Martin Francoeur
Le Nouvelliste
Martin Francoeur

Documenter la crise actuelle

ÉDITORIAL / Voilà une situation préoccupante qui soulève une réflexion essentielle et des questions importantes. En cette période de crise sanitaire, quelle est la situation réelle dans les hôpitaux et les CHSLD? Pourquoi doit-on se fier uniquement aux versions officielles des autorités de la Santé? Quelle place doit-on accorder aux témoignages de l’intérieur? Et surtout, quelles images restera-t-il de la crise actuelle?

Cette dernière question fait l’objet d’un long reportage dans Le Devoir du 6 mai. Plusieurs intervenants du monde journalistique déplorent la fermeture des autorités sanitaires quant à la documentation de la crise que nous traversons présentement. En clair, comment se fait-il qu’il n’y ait aucun moyen de constater de visu les mesures prises dans les milieux de soins et les effets du manque de personnel?

La planète vit un moment historique. Tragique, mais historique. Le documentariste Paul-Maxime Corbin, à qui on doit l’extraordinaire série De garde 24/7, déplore le fait que les observateurs n’ont aucun accès aux hôpitaux présentement. Selon lui, cela va créer «un trou». Le travail des professionnels de l’information, dit-il, transforme le quotidien en histoires et permet aux gens de comprendre ce qui se passe. «Là, on reste confrontés collectivement à des bribes d’information, à quelques témoignages de médecins, d’infirmières, de préposés, de réponses à des questions de journalistes. Mais l’histoire n’est pas construite parce qu’on n’a pas accès aux lieux de l’action», remarque-t-il.
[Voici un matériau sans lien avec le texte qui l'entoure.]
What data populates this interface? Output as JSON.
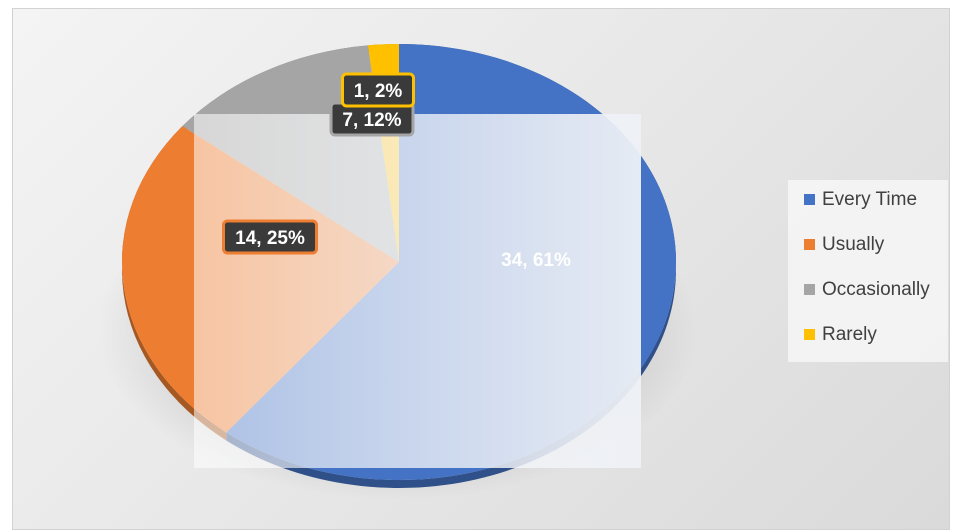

Des journalistes ont pourtant présenté des demandes étoffées et respectueuses aux CIUSSS et aux CISSS pour faire leur travail «de terrain», notamment en CHSLD. Les collègues de Radio-Canada Mauricie, entre autres, ont voulu aller voir comment ça se passait au front. La journaliste Maude Montembeault voulait se proposer d’aller travailler comme bénévole en CHSLD tout en réalisant un reportage dans les règles de l’art. Le CIUSSS de la Mauricie–Centre-du-Québec a dit non, conformément à une directive ministérielle du 24 avril.

Il est vrai qu’il y a des enjeux sanitaires. Il est vrai qu’il y a quelque chose de contradictoire dans le fait d’empêcher les familles de voir leurs proches mais de laisser entrer des journalistes. Mais il aurait pu y avoir des arrangements. Surtout qu’une journaliste de La Presse, Isabelle Hachey, a pu le faire au CHSLD LaSalle récemment.

Les seules images qu’on a de la situation sont celles d’infirmières ou de préposées qui sont découragées du vide laissé par le manque de personnel, ou encore celles d’un médecin qui a accepté, à la demande du journaliste Simon Coutu, de porter sur lui des caméras alors qu’il effectue une visite de la zone chaude à l’hôpital Sacré-Coeur de Montréal. Ce n’est pas normal.

Les établissements de santé reçoivent un financement public. Exclusivement. La moindre des choses serait de pouvoir rendre compte de ce qui s’y passe, dans les limites de l’éthique journalistique. Il ne s’agit pas d’aller jouer les voyeurs de tragédies, mais les témoins pour une population qui a le droit de savoir ce qui se passe. À plusieurs reprises au cours des dernières semaines, les médias ont pu rendre compte de situations où il y avait un clivage énorme entre les versions officielles et la réalité sur le terrain.

Les journalistes ne sont pas uniquement les pigeons voyageurs que MM. Legault et Arruda voudraient qu’ils soient. Ils peuvent faire leur travail dans le respect. Ils peuvent même trouver de puissants exemples de bienveillance et de débrouillardise. Des exemples d’altruisme et de sens du devoir. Autant que des exemples de situations aberrantes, de personnel découragé, de patients laissés à eux-mêmes, de manque d’équipement ou de mauvaises décisions.

Le Québec est en guerre contre la COVID-19, nous répète-t-on. Il n’est pas normal d’avoir des images des opérations militaires, des missions de paix ou de soldats blessés au front pendant les différents conflits mondiaux et de n’avoir que des vues extérieures de CHSLD avec des arcs-en-ciel aux fenêtres pour illustrer la crise actuelle.